Second, OFAC has dropped from the ITSR Section 560.511 of the ITR because it is “no longer consistent with U.S. policy.” This provision previously authorized exports of items by U.S. persons knowing that the exports were for “transformation or incorporation into a foreign-made end product in a country other than the United States or Iran, intended specifically or predominantly for Iran or the Government of Iran” under certain circumstances. This provision was unique in the ITR in that it allowed export transactions to proceed even when there was knowledge by the U.S. exporter of a subsequent re-export to Iran (in fact, to use this provision, the exporter was required to “ascertain” certain facts about the transaction with Iran).

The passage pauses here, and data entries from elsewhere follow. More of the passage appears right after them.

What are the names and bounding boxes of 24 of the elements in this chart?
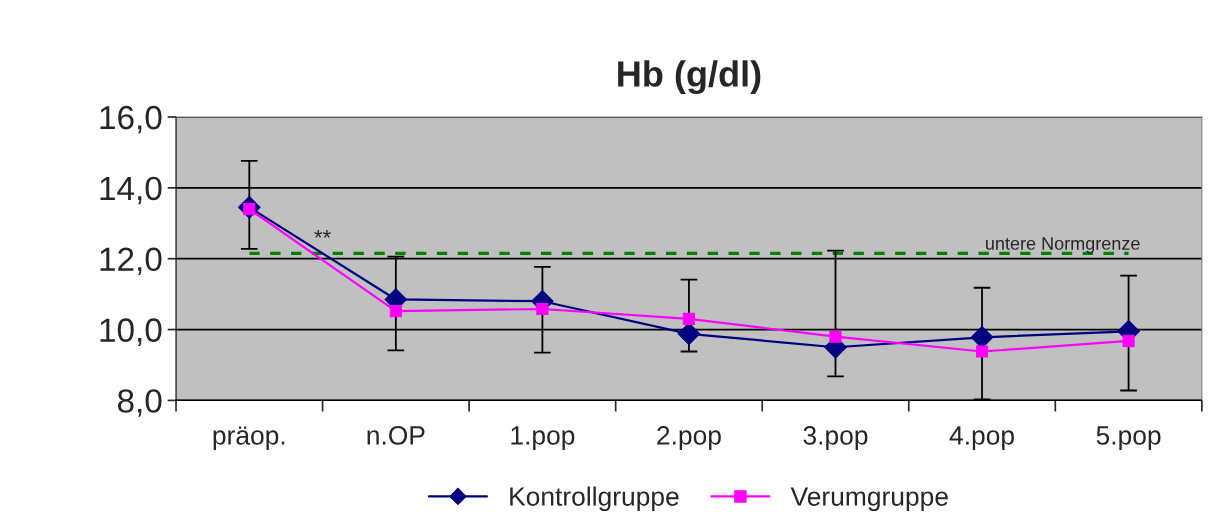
y-tick-label: 16,0	[100, 105, 162, 134]
y-tick-label: 14,0	[100, 176, 162, 205]
point	[389, 305, 402, 318]
y-tick-label: 12,0	[100, 247, 162, 276]
y-tick-label: 8,0	[117, 389, 162, 417]
x-tick-label: 5.pop	[1096, 426, 1161, 450]
x-tick-label: 3.pop	[803, 426, 868, 450]
annotation: **	[314, 229, 331, 238]
x-tick-label: 1.pop	[511, 426, 575, 450]
x-tick-label: 2.pop	[657, 426, 721, 450]
point	[682, 312, 696, 325]
legend-label: Verumgruppe	[790, 487, 948, 512]
point	[1122, 334, 1135, 347]
x-tick-label: 4.pop	[949, 426, 1014, 450]
ref-line-label: untere Normgrenze	[986, 237, 1140, 254]
chart-title: Hb (g/dl)	[618, 60, 761, 95]
x-tick-label: präop.	[213, 426, 285, 450]
point	[677, 322, 701, 346]
point	[975, 345, 989, 358]
point	[829, 330, 842, 343]
x-tick-label: n.OP	[367, 426, 425, 445]
point	[536, 302, 549, 316]
legend-label: Kontrollgruppe	[510, 486, 679, 512]
y-tick-label: 10,0	[100, 318, 162, 346]
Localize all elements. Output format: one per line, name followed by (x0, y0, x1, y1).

By contrast, there is nothing in the new ITSR to indicate OFAC has changed its position on the so-called “general inventory” grounded in Section 560.204 for certain exports made to third countries, even as applied to non-U.S. entities controlled or owned by U.S persons.

Lastly, Appendix A to Part 560, which listed government of Iran-controlled financial institutions and other entities, has been abolished because all of those entities are now on the SDN List.

Conclusion: Critical Issues Unresolved

While the new ITSR add some clarity to key aspects of the current Iran sanctions regime and offer a number of general licenses that will facilitate humanitarian trade with Iran, there are many questions and unresolved issues that remain.

Chief among them is that payment for exports authorized under TSRA and the ITSR provisions implementing TSRA will continue to be problematic as the global banking system remains skittish about involvement with Iran trade, even if authorized by OFAC.

In addition, the narrowness of the initial list of “basic medical supplies” will force a number of U.S. companies to continue seeking specific licenses for items that are clearly EAR99, and non-U.S. entities controlled by U.S. persons to seek specific licenses and a temporary cessation of supply while awaiting approval of their specific licenses.

Third, the expanded definition of “entity” adopted by OFAC in the ITSR is potentially a signal that OFAC intends to apply the prohibitions of the ITSR broadly to non-U.S. entities now subject to OFAC requirements under Section 218 of the ITRSHRA and Section 4 of Executive Order 13628. We note that Section 13 of Executive Order 13628 uses the same definition as the new ITSR definition.

An updated Alert will follow if and when OFAC issues further regulations or guidance that clarify any of these unresolved issues.